There is one Rust crate per SDK generator:

  • sdk_test_python_pydantic2 for the python/pydantic2 generator
  • sdk_test_typescript_node for the typescript/node generator

Each crate fans out over every fixture in sdk_tests/fixtures/. Each fixture is a single baml_src/ tree that contains .baml source for testing different aspects of each SDK.

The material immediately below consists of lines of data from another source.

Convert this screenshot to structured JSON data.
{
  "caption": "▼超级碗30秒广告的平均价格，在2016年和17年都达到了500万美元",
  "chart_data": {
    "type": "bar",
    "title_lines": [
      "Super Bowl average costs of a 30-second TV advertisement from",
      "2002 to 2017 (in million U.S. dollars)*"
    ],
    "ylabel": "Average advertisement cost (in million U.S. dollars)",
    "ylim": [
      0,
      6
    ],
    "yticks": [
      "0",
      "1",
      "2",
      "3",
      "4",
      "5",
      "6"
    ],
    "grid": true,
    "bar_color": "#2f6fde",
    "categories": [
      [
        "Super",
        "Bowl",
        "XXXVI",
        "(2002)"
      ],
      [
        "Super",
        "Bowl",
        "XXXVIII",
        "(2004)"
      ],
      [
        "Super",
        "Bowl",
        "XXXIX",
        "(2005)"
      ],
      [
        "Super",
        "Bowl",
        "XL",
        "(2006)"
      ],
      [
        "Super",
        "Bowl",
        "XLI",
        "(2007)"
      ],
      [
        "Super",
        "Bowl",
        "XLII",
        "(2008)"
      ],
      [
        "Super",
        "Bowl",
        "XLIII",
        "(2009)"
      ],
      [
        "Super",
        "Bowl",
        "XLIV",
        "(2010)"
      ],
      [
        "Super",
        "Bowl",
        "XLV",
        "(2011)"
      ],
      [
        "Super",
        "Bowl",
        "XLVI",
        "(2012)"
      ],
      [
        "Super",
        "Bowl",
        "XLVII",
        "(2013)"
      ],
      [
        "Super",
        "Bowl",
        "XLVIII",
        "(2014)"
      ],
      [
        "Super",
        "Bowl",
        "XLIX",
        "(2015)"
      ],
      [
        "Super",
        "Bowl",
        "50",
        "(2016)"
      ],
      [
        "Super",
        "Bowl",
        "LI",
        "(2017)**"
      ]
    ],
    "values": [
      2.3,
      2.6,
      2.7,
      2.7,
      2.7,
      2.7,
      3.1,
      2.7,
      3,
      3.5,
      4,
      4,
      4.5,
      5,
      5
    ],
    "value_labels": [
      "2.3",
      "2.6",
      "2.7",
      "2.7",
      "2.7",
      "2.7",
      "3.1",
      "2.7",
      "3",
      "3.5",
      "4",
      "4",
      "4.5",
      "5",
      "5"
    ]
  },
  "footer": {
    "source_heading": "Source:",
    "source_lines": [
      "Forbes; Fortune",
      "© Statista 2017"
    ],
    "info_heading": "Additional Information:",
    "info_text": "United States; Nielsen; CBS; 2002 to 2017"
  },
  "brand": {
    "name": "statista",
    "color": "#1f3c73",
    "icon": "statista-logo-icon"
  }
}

Host-language test code for each generated SDK/fixture lives in the corresponding customizable/ tree.

text
sdk_tests/
|-- fixtures/                             # generator-agnostic input only -- baml_src/ and nothing else
|   |-- function_calls/baml_src/          # .baml source (input to every generator)
|   |-- llm_functions/baml_src/
|   `-- type_shapes/baml_src/
`-- crates/                               # one crate per generator target; per-fixture content nested inside
    |-- python_pydantic2/
    |   |-- Cargo.toml                    # name = "sdk_test_python_pydantic2"
    |   |-- function_calls/
    |   |   |-- customizable/             # tracked: *.py -- symlinked into generated/
    |   |   `-- generated/                # gitignored: build output
    |   |       |-- baml_sdk/             # codegen output
    |   |       |-- pyproject.toml        # name = "sdk-tests-python-pydantic2-docstrings-etc"
    |   |       |-- .venv/                # uv sync output
    |   |       `-- *.py                  # symlinked from ../customizable/
    |   |-- llm_functions/
    |   |   |-- customizable/
    |   |   `-- generated/                # same shape
    |   `-- type_shapes/
    |       |-- customizable/
    |       `-- generated/
    `-- typescript_node/
        |-- Cargo.toml                    # name = "sdk_test_typescript_node"
        |-- function_calls/
        |   |-- customizable/             # tracked: *.test.ts -- copied into generated/
        |   `-- generated/                # gitignored: build output
        |       |-- baml_sdk/             # empty until sdkgen_typescript_node lands
        |       |-- package.json          # name = "sdk-tests-nodejs-typescript-docstrings-etc"
        |       |-- tsconfig.json
        |       |-- node_modules/         # pnpm install output
        |       `-- *.test.ts             # copied from ../customizable/
        |-- llm_functions/
        |   |-- customizable/
        |   `-- generated/
        `-- type_shapes/
            |-- customizable/
            `-- generated/

Naming

  • Fixture directory (under fixtures/ and under each crates/<generator>/): lowercase snake (function_calls, llm_functions, type_shapes). The same name appears in both trees -- fixtures/<F>/baml_src/ is the input; crates/<G>/<F>/ is the output for one generator.
  • Generator directory (under crates/): lowercase snake matching the generator key (python_pydantic2, typescript_node).
  • Rust crate name: sdk_test_<generator> -- one per generator.

Adding a Fixture

  1. mkdir -p sdk_tests/fixtures/<name>/baml_src/ and drop .baml files in. Nothing else goes under sdk_tests/fixtures/<name>/ -- it's the generator-agnostic input only.
  2. For each generator target that should run this fixture, drop a <name>/customizable/ directory under the generator's crate containing the host-language tests, e.g. sdk_tests/crates/python_pydantic2/<name>/customizable/test_main.py and/or sdk_tests/crates/typescript_node/<name>/customizable/main.test.ts.
  3. cargo nextest run -p sdk_test_python_pydantic2 <name>:: to run (nextest fires setup.sh to sync the new fixture's venv).

No code edits needed in build.rs or src/lib.rs -- the fixture list is discovered at build time from sdk_tests/fixtures/ and emitted into the generated test scaffold.